Ik vind het ongewenst dat als gevolg van veranderde omstandigheden op de arbeidsmarkt beroepsgenoten in loondienst alleen wegens het niet voldoen aan het verhoudingsvereiste van minimaal 55% zelfstandige beroepsgenoten, buiten de werking van de beroepspensioenregeling geplaatst zouden kunnen worden. Ik zal op basis van artikel 15 lid 2 van de Wet verplichte beroepspensioenregeling1 de betrokken beroepspensioenfondsen tegemoet komen, door niet over te gaan tot een intrekking van de verplichtstelling voor de beroepsgenoten in loondienst, alleen vanwege het feit dat niet wordt voldaan aan het verhoudingsvereiste dat minimaal 55% van de beroepsgenoten zelfstandige zou moeten zijn. Dat betekent dat het verhoudingsvereiste wel blijft bestaan als er een verplichtstelling wordt gevraagd voor een nieuwe beroepspensioenregeling en ook als voor een bestaande beroepspensioenregeling die nu alleen geldt voor zelfstandige beroepsgenoten, een uitbreiding met beroepsgenoten in loondienst wordt gevraagd.
Verder blijft het representativiteitsvereiste voor beroepspensioenfondsen gelden.

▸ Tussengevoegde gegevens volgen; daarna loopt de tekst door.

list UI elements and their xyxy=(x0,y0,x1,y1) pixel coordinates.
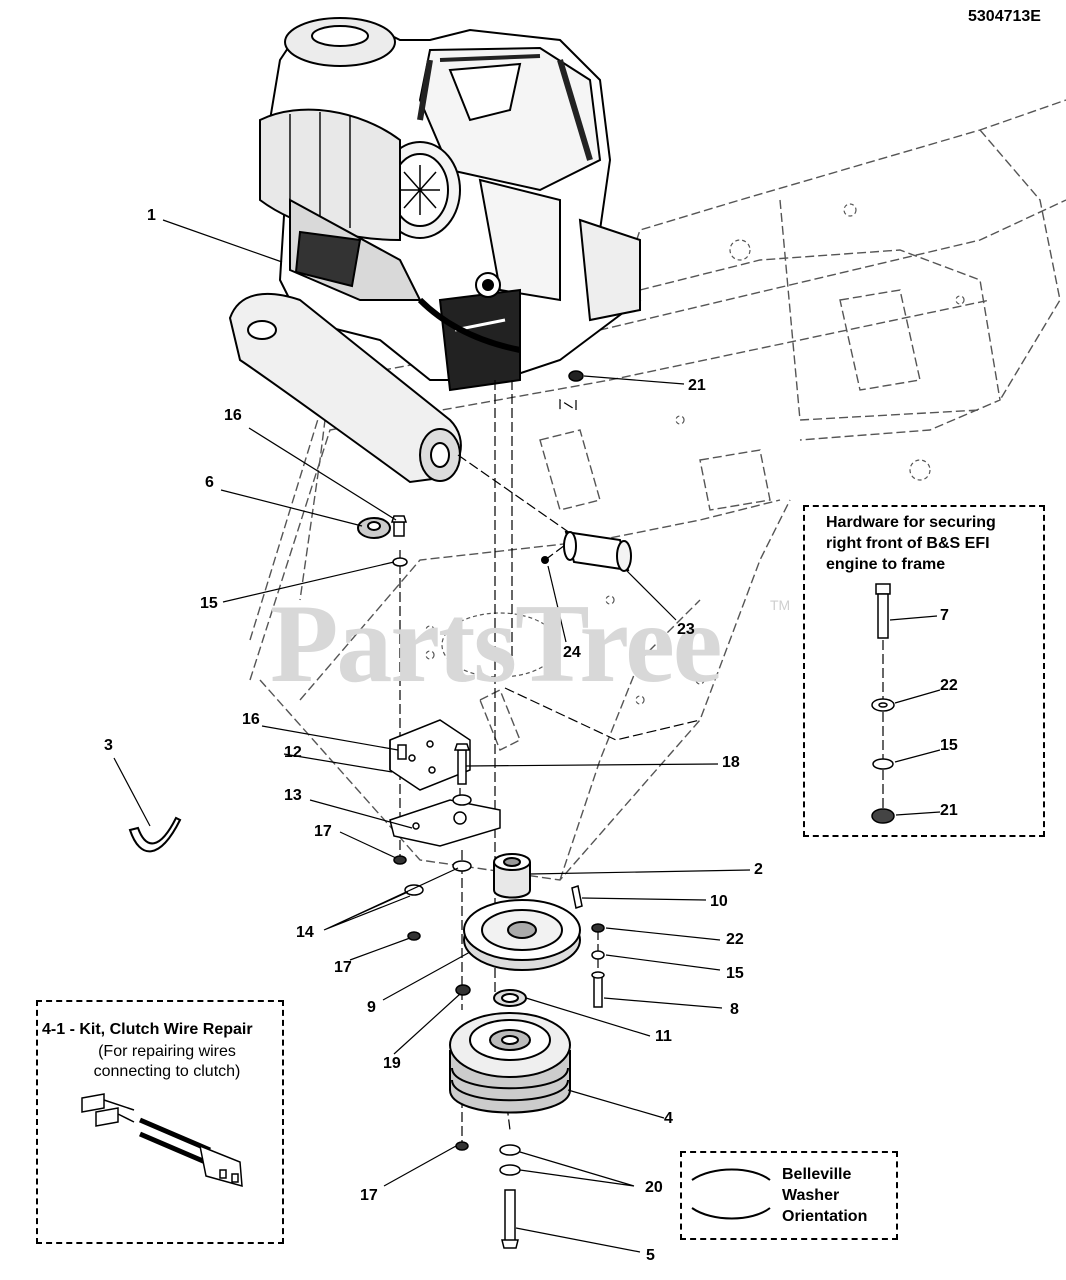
callout-label: 2 xyxy=(754,861,763,878)
part-15-washer-box xyxy=(872,758,894,770)
hardware-callout-box xyxy=(803,505,1045,837)
partstree-watermark: PartsTree xyxy=(270,582,723,706)
callout-label: 23 xyxy=(677,621,695,638)
part-10-key xyxy=(571,885,583,909)
part-19-nut xyxy=(455,984,471,996)
document-id: 5304713E xyxy=(968,8,1041,25)
part-16-screw-mid xyxy=(397,744,407,760)
callout-label: 17 xyxy=(334,959,352,976)
callout-label: 19 xyxy=(383,1055,401,1072)
callout-label: 5 xyxy=(646,1247,655,1264)
callout-label: 15 xyxy=(940,737,958,754)
callout-label: 17 xyxy=(360,1187,378,1204)
callout-label: 11 xyxy=(655,1028,672,1045)
callout-label: 8 xyxy=(730,1001,739,1018)
callout-label: 21 xyxy=(688,377,706,394)
part-17-nut-b xyxy=(407,931,421,941)
callout-label: 4 xyxy=(664,1110,673,1127)
kit-box-subtitle: (For repairing wires connecting to clutc… xyxy=(62,1042,272,1082)
part-21-nut-box xyxy=(871,808,895,824)
part-17-nut-a xyxy=(393,855,407,865)
callout-label: 18 xyxy=(722,754,740,771)
belleville-title-line-3: Orientation xyxy=(782,1208,868,1225)
callout-label: 22 xyxy=(726,931,744,948)
assembly-lines xyxy=(399,380,884,1150)
part-20-belleville-washers xyxy=(499,1144,521,1176)
callout-label: 21 xyxy=(940,802,958,819)
callout-label: 13 xyxy=(284,787,302,804)
part-23-cover xyxy=(563,530,632,572)
part-9-pulley xyxy=(463,899,581,971)
callout-label: 16 xyxy=(242,711,260,728)
belleville-box-title: Belleville Washer Orientation xyxy=(782,1164,882,1227)
part-15-washer-mid xyxy=(591,950,605,960)
kit-subtitle-line-2: connecting to clutch) xyxy=(93,1063,241,1080)
callout-label: 6 xyxy=(205,474,214,491)
belleville-title-line-2: Washer xyxy=(782,1187,840,1204)
part-4-clutch xyxy=(449,1012,571,1114)
kit-subtitle-line-1: (For repairing wires xyxy=(98,1043,236,1060)
part-5-bolt xyxy=(501,1189,519,1249)
callout-label: 10 xyxy=(710,893,728,910)
belleville-orientation-arcs xyxy=(691,1168,771,1220)
part-15-washer-top xyxy=(392,557,408,567)
hardware-title-line-1: Hardware for securing xyxy=(826,514,996,531)
kit-callout-box xyxy=(36,1000,284,1244)
part-6-grommet xyxy=(357,517,391,539)
callout-label: 14 xyxy=(296,924,314,941)
part-22-lockwasher-box xyxy=(871,698,895,712)
callout-leaders xyxy=(113,219,941,1253)
callout-label: 7 xyxy=(940,607,949,624)
trademark-symbol: TM xyxy=(770,597,791,613)
callout-label: 3 xyxy=(104,737,113,754)
callout-label: 22 xyxy=(940,677,958,694)
callout-label: 9 xyxy=(367,999,376,1016)
part-22-lockwasher xyxy=(591,923,605,933)
hardware-title-line-2: right front of B&S EFI xyxy=(826,535,990,552)
part-13-plate xyxy=(389,799,501,847)
callout-label: 24 xyxy=(563,644,581,661)
part-21-nut-top xyxy=(568,370,584,382)
callout-label: 15 xyxy=(726,965,744,982)
frame-holes xyxy=(425,203,965,705)
part-12-bracket xyxy=(389,719,471,791)
hardware-title-line-3: engine to frame xyxy=(826,556,946,573)
callout-label: 16 xyxy=(224,407,242,424)
part-17-nut-c xyxy=(455,1141,469,1151)
callout-label: 17 xyxy=(314,823,332,840)
callout-label: 12 xyxy=(284,744,302,761)
part-24-pin xyxy=(541,556,549,564)
kit-box-title: 4-1 - Kit, Clutch Wire Repair xyxy=(42,1021,253,1038)
callout-label: 15 xyxy=(200,595,218,612)
hardware-box-title: Hardware for securing right front of B&S… xyxy=(826,512,1036,575)
muffler xyxy=(228,292,462,484)
part-2-spacer xyxy=(493,853,531,899)
callout-label: 20 xyxy=(645,1179,663,1196)
callout-label: 1 xyxy=(147,207,156,224)
part-7-bolt xyxy=(875,583,891,639)
clutch-wire-repair-kit xyxy=(81,1093,243,1188)
part-18-bolt xyxy=(453,743,471,785)
engine xyxy=(259,17,642,392)
part-8-bolt xyxy=(591,971,605,1008)
part-3-wire-clip xyxy=(128,816,182,853)
part-11-ring xyxy=(493,989,527,1007)
belleville-title-line-1: Belleville xyxy=(782,1166,852,1183)
belleville-callout-box xyxy=(680,1151,898,1240)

In het geval een verplichtstelling betrekking heeft op zowel zelfstandig werkende beroepsgenoten als beroepsgenoten in loondienst, moet binnen het huidige wettelijke kader blijken dat zowel onder de zelfstandig werkende beroepsgenoten als onder de in loondienst werkende beroepsgenoten sprake is van voldoende draagvlak. Ik acht het van belang dat er binnen deze twee groepen voldoende representativiteit is gewaarborgd bij de verplichtstelling. Anders bestaat het risico dat de ene groep de verplichtstelling voor de andere groep bepaalt, zonder enige betrokkenheid van vakbonden. Dit betekent dat bij de berekening van de representativiteit wel onderscheid gemaakt wordt tussen de beroepsgenoten in loondienst en zelfstandigen.
Door het schrappen van het verhoudingsvereiste is het denkbaar dat beroepspensioenfondsen gaan acteren op het terrein van verplichtgestelde bedrijfstakpensioenfondsen in dezelfde branche. Het uitgangspunt is en moet blijven dat de verplichtstellingen van een beroepspensioenfonds en een verplichtgestelde bedrijfstakpensoenfonds complementair aan elkaar zijn. Daarom zal ik de betrokken partijen oproepen om (bij een voorgenomen wijziging van de verplichtstelling) overleg te hebben, waar het beroepsgenoten in loondienst betreft, om overlap in werkingssferen tussen verplichtstellingen te voorkomen. Een beroepspensioenvereniging of een verplichtgesteld bedrijfstakpensioenfonds zal de werkingssfeer zo moeten omschrijven dat werknemers die al onder een andere verplichtstelling vallen worden uitgesloten. Mocht bij de aanvraag tot wijziging van een verplichtstelling uit zienswijzen blijken dat er toch overlap bestaat, dan zal ik de aanvragers verzoeken een oplossing te vinden voor de overlap bij gebreke waarvan niet tot besluitvorming kan worden overgegaan.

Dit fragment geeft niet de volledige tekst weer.